Matthews Correlation Coefficient (MCC): 0.88302869249

XGBoost

This last ensemble method is new enough to not be a part of the regular sklearn toolbox yet. However, it has made a fairly big splash in the machine learning community for its performance on real-world data.


In [8]:
import xgboost
xgbmodel = xgboost.XGBClassifier(n_estimators=100, seed=32)
xgbmodel.fit(features_train,labels_train)

y_pred = xgbmodel.predict(features_test)

# Predict the boundary
Z = pd.Series(xgbmodel.predict(np.c_[xx.ravel(), yy.ravel()]), dtype='category').cat.codes.values.reshape(xx.shape)


# First plot our points
testfig1, ax = plt.subplots()

plt.pcolormesh(xx, yy, Z, cmap= plt.cm.cool, alpha=0.1,axes=ax)
ax.set_aspect(1)

# Plot test points
groups = test.groupby('Speed')
# The next step is to cycle through the groups (based on our categories) and plot each one on the same axis.
for name, group in groups:
    ax.plot(group['Grade'], group['Bumpiness'], marker='o', linestyle='', ms=8, label=name)
ax.legend(bbox_to_anchor=(1.2,0.5))
ax.set_xlabel('Grade')
ax.set_ylabel('Bumpiness')
matt_score = metrics.matthews_corrcoef(labels_test, y_pred)
print("Matthews Correlation Coefficient (MCC): {}".format(matt_score))


Matthews Correlation Coefficient (MCC): 0.904792426006

So we get a little better performance on this dataset with the XGBoost algorithm.
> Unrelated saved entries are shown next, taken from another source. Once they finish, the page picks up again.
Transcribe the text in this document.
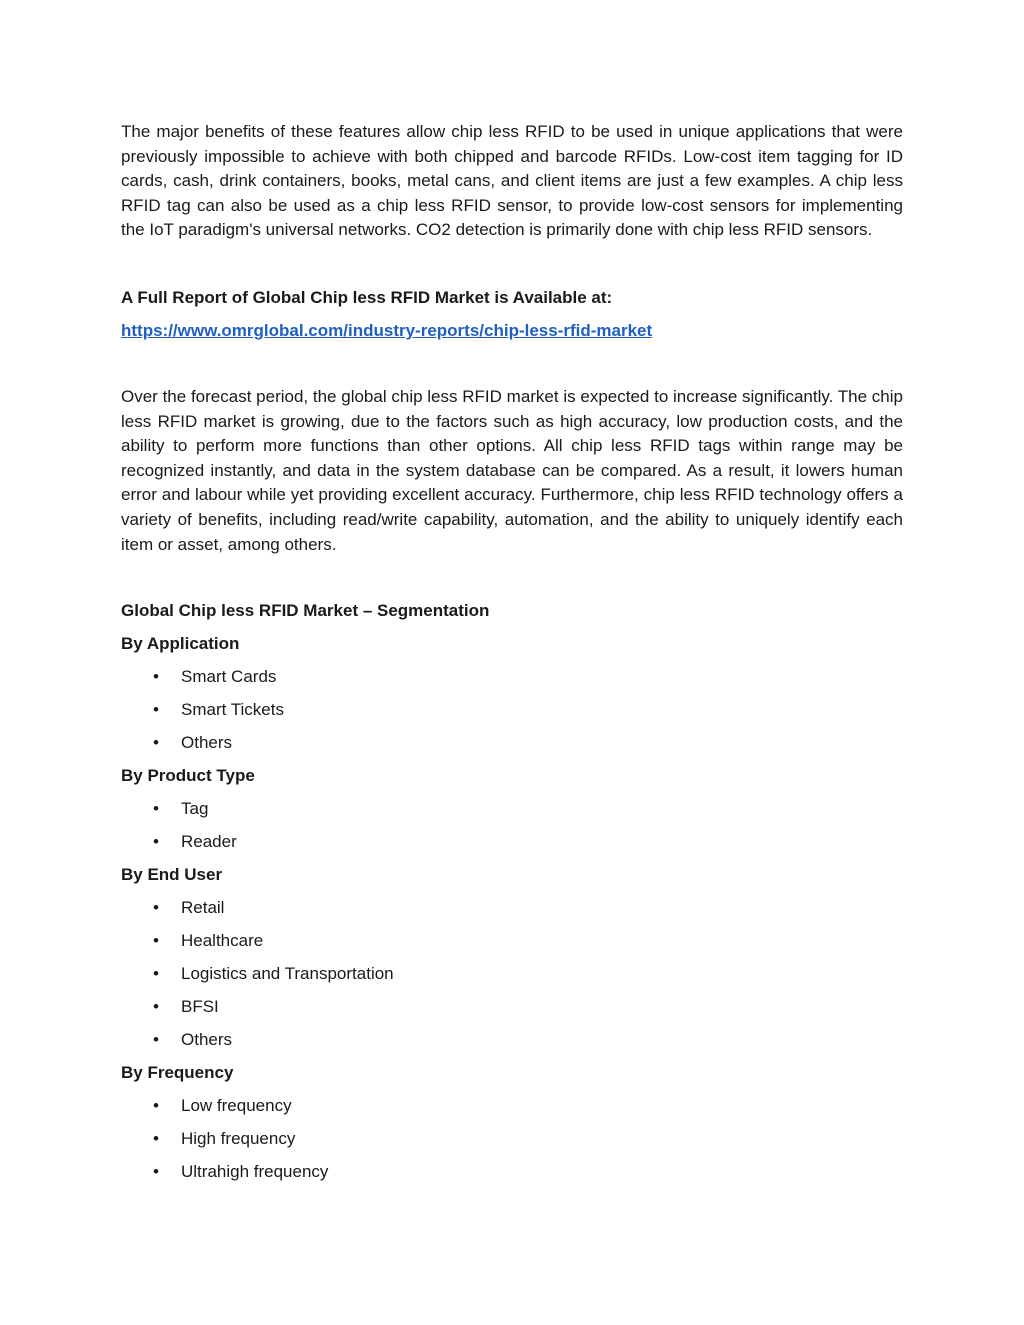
The major benefits of these features allow chip less RFID to be used in unique applications that were previously impossible to achieve with both chipped and barcode RFIDs. Low-cost item tagging for ID cards, cash, drink containers, books, metal cans, and client items are just a few examples. A chip less RFID tag can also be used as a chip less RFID sensor, to provide low-cost sensors for implementing the IoT paradigm's universal networks. CO2 detection is primarily done with chip less RFID sensors.

A Full Report of Global Chip less RFID Market is Available at:

https://www.omrglobal.com/industry-reports/chip-less-rfid-market

Over the forecast period, the global chip less RFID market is expected to increase significantly. The chip less RFID market is growing, due to the factors such as high accuracy, low production costs, and the ability to perform more functions than other options. All chip less RFID tags within range may be recognized instantly, and data in the system database can be compared. As a result, it lowers human error and labour while yet providing excellent accuracy. Furthermore, chip less RFID technology offers a variety of benefits, including read/write capability, automation, and the ability to uniquely identify each item or asset, among others.

Global Chip less RFID Market – Segmentation

By Application

• Smart Cards
• Smart Tickets
• Others

By Product Type

• Tag
• Reader

By End User

• Retail
• Healthcare
• Logistics and Transportation
• BFSI
• Others

By Frequency

• Low frequency
• High frequency
• Ultrahigh frequency
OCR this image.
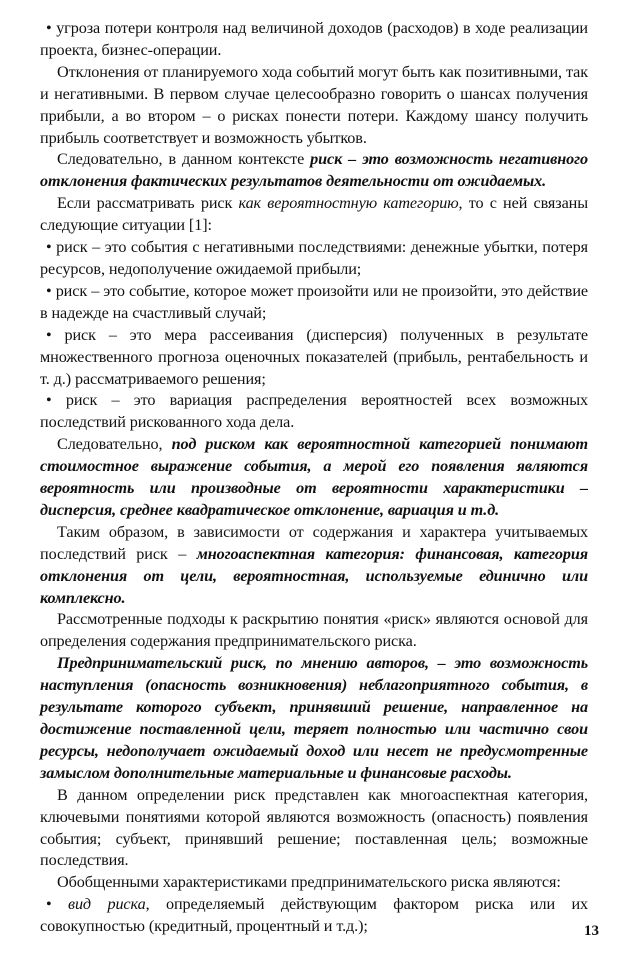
• угроза потери контроля над величиной доходов (расходов) в ходе реализации проекта, бизнес-операции.

Отклонения от планируемого хода событий могут быть как позитивными, так и негативными. В первом случае целесообразно говорить о шансах получения прибыли, а во втором – о рисках понести потери. Каждому шансу получить прибыль соответствует и возможность убытков.

Следовательно, в данном контексте риск – это возможность негативного отклонения фактических результатов деятельности от ожидаемых.

Если рассматривать риск как вероятностную категорию, то с ней связаны следующие ситуации [1]:

• риск – это события с негативными последствиями: денежные убытки, потеря ресурсов, недополучение ожидаемой прибыли;

• риск – это событие, которое может произойти или не произойти, это действие в надежде на счастливый случай;

• риск – это мера рассеивания (дисперсия) полученных в результате множественного прогноза оценочных показателей (прибыль, рентабельность и т. д.) рассматриваемого решения;

• риск – это вариация распределения вероятностей всех возможных последствий рискованного хода дела.

Следовательно, под риском как вероятностной категорией понимают стоимостное выражение события, а мерой его появления являются вероятность или производные от вероятности характеристики – дисперсия, среднее квадратическое отклонение, вариация и т.д.

Таким образом, в зависимости от содержания и характера учитываемых последствий риск – многоаспектная категория: финансовая, категория отклонения от цели, вероятностная, используемые единично или комплексно.

Рассмотренные подходы к раскрытию понятия «риск» являются основой для определения содержания предпринимательского риска.

Предпринимательский риск, по мнению авторов, – это возможность наступления (опасность возникновения) неблагоприятного события, в результате которого субъект, принявший решение, направленное на достижение поставленной цели, теряет полностью или частично свои ресурсы, недополучает ожидаемый доход или несет не предусмотренные замыслом дополнительные материальные и финансовые расходы.

В данном определении риск представлен как многоаспектная категория, ключевыми понятиями которой являются возможность (опасность) появления события; субъект, принявший решение; поставленная цель; возможные последствия.

Обобщенными характеристиками предпринимательского риска являются:

• вид риска, определяемый действующим фактором риска или их совокупностью (кредитный, процентный и т.д.);	13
As quick side note here: XGBoost only works out-of-the-box on SageMath using their Python 2 kernel. If you want to use the Python 3 kernel like we have for the other classes, you'll need to install XGBoost for the other kernel.

In-class Activity

We can also use decision trees to model continuous data for regressions. I want you to look up the documentation for how to do that and implement the regressions on the same data we used in Class 06.

Assignment

Your assignment this week is to try using the decision tree models on your own data. Record how long it took to train the models and how well they performed compared to our previous classifier/regression models.